# Crack on roof of Tesla model Y



## Nirali (5 mo ago)

We owned a car a few months ago. After a getting a new car within few days my daughter noticed a crack on the roof. We immediately contacted Tesla and they gave appointment after a few days and saw the crack and approved that it is covered under a warranty but they had to order a new glass. Now they rescheduled an appointment for fix. At the day of fix they said it happened cause of outside impact and they do not cover under warranty and we have to pay for it.

There was no outside impact. The day we had crack the car was just sitting in our garage and kids had summer vacation but we took the car out to take my daughter for her class. My husband was inside the car all the time as he has to wait till my daughter comes back. She saw crack as soon as she came back and he started driving.

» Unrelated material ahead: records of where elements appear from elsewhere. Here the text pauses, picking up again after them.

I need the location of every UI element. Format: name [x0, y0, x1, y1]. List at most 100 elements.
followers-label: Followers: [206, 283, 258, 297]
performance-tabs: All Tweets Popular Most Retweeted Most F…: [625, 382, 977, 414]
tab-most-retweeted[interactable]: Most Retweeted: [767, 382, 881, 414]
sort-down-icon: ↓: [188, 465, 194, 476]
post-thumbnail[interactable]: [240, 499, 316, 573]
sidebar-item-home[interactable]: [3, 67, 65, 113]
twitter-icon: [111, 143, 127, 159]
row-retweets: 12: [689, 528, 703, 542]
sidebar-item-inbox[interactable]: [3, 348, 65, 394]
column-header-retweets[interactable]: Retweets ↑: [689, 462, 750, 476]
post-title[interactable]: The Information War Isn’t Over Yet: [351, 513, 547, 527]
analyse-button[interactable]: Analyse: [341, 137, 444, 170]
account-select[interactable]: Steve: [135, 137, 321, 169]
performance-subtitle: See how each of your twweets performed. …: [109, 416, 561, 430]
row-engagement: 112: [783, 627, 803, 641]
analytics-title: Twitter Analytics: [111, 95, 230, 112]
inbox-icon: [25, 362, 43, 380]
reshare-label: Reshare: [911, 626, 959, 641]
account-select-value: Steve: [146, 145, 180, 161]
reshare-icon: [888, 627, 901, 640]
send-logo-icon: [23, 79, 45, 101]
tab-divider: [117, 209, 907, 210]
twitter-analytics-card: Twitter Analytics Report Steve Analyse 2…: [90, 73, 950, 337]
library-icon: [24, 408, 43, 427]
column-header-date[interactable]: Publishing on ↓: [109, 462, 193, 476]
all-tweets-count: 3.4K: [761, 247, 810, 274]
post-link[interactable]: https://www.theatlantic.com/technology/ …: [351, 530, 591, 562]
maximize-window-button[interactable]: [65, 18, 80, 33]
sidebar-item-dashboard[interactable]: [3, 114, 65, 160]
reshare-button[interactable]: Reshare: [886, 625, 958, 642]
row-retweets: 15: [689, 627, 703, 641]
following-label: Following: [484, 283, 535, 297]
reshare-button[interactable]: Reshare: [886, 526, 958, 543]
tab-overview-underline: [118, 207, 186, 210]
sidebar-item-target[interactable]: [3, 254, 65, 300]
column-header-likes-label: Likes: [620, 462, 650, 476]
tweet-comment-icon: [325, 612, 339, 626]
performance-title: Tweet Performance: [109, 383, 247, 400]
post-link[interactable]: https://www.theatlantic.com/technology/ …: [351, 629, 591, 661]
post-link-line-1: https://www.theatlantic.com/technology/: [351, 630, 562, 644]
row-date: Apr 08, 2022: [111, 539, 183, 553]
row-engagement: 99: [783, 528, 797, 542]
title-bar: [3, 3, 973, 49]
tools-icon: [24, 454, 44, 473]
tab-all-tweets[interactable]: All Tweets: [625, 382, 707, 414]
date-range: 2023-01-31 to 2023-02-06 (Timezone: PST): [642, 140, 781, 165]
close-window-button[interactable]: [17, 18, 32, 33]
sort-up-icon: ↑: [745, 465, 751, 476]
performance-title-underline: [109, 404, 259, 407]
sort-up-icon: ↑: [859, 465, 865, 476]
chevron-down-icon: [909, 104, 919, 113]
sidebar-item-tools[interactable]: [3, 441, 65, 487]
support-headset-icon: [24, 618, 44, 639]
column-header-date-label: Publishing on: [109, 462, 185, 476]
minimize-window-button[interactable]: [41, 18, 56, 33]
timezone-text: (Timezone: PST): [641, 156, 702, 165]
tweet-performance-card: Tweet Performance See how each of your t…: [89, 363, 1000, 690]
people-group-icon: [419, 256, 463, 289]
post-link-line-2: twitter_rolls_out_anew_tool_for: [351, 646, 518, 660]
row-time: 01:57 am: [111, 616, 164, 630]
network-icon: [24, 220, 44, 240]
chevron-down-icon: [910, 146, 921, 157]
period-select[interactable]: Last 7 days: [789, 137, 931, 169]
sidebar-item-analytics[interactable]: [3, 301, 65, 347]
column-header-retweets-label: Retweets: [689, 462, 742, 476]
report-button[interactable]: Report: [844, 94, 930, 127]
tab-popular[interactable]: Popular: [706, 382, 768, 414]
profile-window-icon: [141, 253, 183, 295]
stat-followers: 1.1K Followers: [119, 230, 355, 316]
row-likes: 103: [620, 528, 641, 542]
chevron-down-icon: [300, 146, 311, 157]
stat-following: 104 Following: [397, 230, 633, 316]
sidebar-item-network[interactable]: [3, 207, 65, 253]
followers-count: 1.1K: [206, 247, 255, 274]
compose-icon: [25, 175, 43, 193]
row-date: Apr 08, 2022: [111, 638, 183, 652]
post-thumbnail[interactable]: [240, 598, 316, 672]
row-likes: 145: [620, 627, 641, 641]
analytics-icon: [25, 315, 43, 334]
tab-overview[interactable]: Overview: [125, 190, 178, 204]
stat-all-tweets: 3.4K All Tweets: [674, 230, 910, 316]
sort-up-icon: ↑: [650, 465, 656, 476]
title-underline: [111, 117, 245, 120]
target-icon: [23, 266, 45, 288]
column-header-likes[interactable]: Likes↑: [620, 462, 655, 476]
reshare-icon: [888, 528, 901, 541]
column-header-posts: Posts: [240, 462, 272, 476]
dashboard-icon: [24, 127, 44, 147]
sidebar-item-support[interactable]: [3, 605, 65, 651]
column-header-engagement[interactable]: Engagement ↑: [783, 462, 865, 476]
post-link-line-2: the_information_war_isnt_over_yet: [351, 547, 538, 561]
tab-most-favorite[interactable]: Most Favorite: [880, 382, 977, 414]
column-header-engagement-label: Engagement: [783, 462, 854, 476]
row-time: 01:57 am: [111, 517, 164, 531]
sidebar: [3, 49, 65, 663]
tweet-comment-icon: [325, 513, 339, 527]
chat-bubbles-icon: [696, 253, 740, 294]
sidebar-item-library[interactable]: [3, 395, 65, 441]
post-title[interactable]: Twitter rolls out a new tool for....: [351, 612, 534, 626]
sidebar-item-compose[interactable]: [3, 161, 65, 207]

Now these Tesla service center people they said its and outside impact and do not cover it. I do not get that. 

Can somebody help with advice on what to do. We didn't do anything and this is our 2nd Tesla and it never happened earlier and they just said they can't cover and we need to pay. I feel its wrong. Can we take any legal action or any advice. I will appreciate that. 

Thanks,
Nirali....


----------



## Ed Woodrick (May 26, 2018)

Small pebbles can happen to brand new cars as well as 10 year old cars.

I paid for mine, supported by insurance which actually paid for it.


----------



## Marsliv (5 mo ago)

You can check with your insurance to see if they can cover it. But why do they correct themselves after approving that it is covered?


----------